Utility Audit Group, Respondent-Appellant, et al., Plaintiff, v Apple Mac & R Corp., Also Known as Apple Mac & R. Inc., Doing Business as MacMenamin’s Pub, et al., Appellants-Respondents.
    [874 NYS2d 229]
   In an action, inter alia, to recover damages for breach of contract, to recover on an account stated, and to recover in quantum meruit for services rendered, the defendants appeal from so much of an order of the Supreme Court, Nassau County (Bucaria, J.), dated August 14, 2007, as denied their motion for leave to renew their opposition to that branch of the motion of the plaintiff Utility Audit Group which was for summary judgment on the first cause of action alleging breach of contract, which had been determined in an order dated August 30, 2005 and the plaintiff Utility Audit Group cross-appeals from the same order.
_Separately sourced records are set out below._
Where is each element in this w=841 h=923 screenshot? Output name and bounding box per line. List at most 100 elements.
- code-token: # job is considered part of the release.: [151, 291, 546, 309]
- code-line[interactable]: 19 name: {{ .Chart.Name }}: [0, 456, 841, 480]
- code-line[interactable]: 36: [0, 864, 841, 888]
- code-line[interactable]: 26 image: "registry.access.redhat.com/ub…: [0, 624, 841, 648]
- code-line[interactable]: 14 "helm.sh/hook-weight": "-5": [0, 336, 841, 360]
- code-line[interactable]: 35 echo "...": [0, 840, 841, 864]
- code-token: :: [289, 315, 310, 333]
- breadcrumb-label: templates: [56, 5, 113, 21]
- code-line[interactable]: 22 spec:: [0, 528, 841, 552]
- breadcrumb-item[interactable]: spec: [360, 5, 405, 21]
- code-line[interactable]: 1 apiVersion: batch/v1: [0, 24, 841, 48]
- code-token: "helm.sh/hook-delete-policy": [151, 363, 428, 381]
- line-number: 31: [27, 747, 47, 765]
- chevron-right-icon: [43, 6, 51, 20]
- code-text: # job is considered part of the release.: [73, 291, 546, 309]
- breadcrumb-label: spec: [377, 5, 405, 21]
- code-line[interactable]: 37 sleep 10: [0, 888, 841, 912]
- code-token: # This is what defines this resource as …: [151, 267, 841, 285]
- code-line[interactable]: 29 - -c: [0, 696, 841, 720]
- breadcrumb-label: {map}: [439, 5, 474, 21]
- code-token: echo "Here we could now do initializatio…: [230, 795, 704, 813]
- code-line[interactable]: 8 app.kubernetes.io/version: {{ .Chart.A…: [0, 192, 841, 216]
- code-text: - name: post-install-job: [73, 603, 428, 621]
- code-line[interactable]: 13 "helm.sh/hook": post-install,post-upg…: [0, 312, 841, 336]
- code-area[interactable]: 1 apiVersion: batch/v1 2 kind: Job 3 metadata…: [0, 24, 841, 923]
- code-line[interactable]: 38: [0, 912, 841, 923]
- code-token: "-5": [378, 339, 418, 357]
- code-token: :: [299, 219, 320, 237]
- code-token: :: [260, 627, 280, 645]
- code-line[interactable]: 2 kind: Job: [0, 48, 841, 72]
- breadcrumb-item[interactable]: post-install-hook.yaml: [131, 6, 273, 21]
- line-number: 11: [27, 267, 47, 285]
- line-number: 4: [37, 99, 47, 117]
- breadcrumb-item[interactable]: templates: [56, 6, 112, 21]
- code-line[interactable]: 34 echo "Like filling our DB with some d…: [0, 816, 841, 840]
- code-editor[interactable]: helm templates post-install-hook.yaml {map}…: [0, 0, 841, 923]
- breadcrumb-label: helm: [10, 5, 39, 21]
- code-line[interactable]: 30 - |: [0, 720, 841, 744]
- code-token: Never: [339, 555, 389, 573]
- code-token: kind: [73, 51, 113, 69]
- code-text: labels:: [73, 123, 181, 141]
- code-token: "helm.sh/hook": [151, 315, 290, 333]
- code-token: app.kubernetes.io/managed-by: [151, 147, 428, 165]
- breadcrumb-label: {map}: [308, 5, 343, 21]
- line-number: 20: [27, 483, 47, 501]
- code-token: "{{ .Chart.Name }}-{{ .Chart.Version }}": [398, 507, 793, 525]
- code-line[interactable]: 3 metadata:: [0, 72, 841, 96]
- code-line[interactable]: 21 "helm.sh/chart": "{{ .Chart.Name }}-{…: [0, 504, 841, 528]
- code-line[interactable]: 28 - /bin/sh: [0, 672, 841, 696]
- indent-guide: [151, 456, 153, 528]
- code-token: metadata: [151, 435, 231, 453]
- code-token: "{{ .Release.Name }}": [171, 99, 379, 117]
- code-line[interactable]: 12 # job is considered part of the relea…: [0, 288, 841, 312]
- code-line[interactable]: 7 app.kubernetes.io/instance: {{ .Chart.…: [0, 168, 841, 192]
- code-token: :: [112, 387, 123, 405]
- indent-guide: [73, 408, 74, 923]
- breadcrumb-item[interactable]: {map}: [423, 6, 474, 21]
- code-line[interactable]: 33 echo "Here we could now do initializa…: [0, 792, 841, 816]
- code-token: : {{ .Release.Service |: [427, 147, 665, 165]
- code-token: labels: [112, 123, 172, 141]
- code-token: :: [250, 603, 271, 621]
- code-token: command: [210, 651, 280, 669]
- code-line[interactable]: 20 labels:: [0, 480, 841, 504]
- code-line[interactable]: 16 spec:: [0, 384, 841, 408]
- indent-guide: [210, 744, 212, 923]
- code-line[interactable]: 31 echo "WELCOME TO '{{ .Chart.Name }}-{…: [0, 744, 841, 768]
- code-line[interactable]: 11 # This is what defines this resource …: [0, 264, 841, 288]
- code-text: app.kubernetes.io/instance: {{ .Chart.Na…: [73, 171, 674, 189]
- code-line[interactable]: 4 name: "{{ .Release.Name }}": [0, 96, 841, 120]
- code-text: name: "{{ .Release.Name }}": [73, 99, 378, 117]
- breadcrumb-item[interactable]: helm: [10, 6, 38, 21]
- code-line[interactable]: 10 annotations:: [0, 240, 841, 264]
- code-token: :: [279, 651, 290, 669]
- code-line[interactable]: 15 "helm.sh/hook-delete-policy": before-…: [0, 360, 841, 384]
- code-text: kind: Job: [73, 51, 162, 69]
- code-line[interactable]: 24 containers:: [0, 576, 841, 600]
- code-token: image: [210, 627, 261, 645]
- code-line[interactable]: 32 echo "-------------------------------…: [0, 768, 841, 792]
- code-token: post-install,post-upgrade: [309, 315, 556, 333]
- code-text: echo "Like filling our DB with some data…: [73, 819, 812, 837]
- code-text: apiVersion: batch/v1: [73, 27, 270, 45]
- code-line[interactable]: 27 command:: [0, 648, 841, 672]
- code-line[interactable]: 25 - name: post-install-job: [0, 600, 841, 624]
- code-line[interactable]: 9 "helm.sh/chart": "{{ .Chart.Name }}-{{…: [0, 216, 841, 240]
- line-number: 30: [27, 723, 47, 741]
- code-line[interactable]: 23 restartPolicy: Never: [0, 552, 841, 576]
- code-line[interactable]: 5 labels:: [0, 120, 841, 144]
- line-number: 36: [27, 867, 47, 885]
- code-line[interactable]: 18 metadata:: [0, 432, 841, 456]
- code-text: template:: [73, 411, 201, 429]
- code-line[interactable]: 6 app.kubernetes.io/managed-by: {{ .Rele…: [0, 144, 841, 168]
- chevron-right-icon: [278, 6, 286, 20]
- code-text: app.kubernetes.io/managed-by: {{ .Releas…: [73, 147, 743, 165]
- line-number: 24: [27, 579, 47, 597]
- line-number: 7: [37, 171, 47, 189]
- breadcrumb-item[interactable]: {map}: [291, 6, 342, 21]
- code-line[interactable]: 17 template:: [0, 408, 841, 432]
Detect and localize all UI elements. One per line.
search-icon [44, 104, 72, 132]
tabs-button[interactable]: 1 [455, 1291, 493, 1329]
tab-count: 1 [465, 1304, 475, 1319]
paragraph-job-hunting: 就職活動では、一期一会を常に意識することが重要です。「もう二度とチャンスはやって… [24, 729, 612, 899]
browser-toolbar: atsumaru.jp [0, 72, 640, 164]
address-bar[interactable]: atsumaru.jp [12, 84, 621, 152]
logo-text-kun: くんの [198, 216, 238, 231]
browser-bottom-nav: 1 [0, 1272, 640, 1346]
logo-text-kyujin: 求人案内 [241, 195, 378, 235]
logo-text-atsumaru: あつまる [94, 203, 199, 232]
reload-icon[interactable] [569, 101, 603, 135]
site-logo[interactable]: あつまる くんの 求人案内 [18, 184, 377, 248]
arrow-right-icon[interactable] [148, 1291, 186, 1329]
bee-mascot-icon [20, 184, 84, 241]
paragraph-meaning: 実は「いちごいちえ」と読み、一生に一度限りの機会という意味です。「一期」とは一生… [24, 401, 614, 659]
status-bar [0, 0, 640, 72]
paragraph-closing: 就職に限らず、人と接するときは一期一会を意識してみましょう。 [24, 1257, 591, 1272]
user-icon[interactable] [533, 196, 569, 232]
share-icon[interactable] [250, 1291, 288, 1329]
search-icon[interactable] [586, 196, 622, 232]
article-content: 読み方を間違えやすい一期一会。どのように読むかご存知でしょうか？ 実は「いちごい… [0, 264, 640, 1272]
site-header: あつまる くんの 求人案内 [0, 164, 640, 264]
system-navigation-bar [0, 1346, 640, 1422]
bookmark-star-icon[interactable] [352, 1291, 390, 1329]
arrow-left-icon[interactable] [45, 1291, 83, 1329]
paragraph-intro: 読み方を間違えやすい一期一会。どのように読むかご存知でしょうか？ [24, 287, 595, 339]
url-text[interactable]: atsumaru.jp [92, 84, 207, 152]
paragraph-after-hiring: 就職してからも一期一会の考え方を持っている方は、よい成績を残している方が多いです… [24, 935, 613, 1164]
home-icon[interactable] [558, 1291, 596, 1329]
Ordered that the cross appeal is dismissed as abandoned, without costs or disbursements; and it further,

Ordered that the order is affirmed insofar as appealed from, without costs or disbursements.

The Supreme Court providently exercised its discretion in denying the defendants’ motion pursuant to CPLR 2221 (e) for leave to renew their opposition to that branch of UAG’s motion which was for summary judgment on the first cause of action alleging breach of contract. The defendants did not satisfy the requirements of CPLR 2221 (e), which provide, among other things, that a motion for leave to renew “shall be based on new facts not offered on the prior motion that would change the prior determination [and] shall contain reasonable justification for the failure to present such facts on the prior motion” (see Williams v Nassau County Med. Ctr., 37 AD3d 594 [2007]).

The cross appeal must be dismissed as abandoned (see Bibas v Bibas, 58 AD3d 586 [2009]), as the respondent-appellant does not seek reversal of any portion of the order in its brief. Spolzino, J.P., Santucci, Leventhal and Chambers, JJ., concur.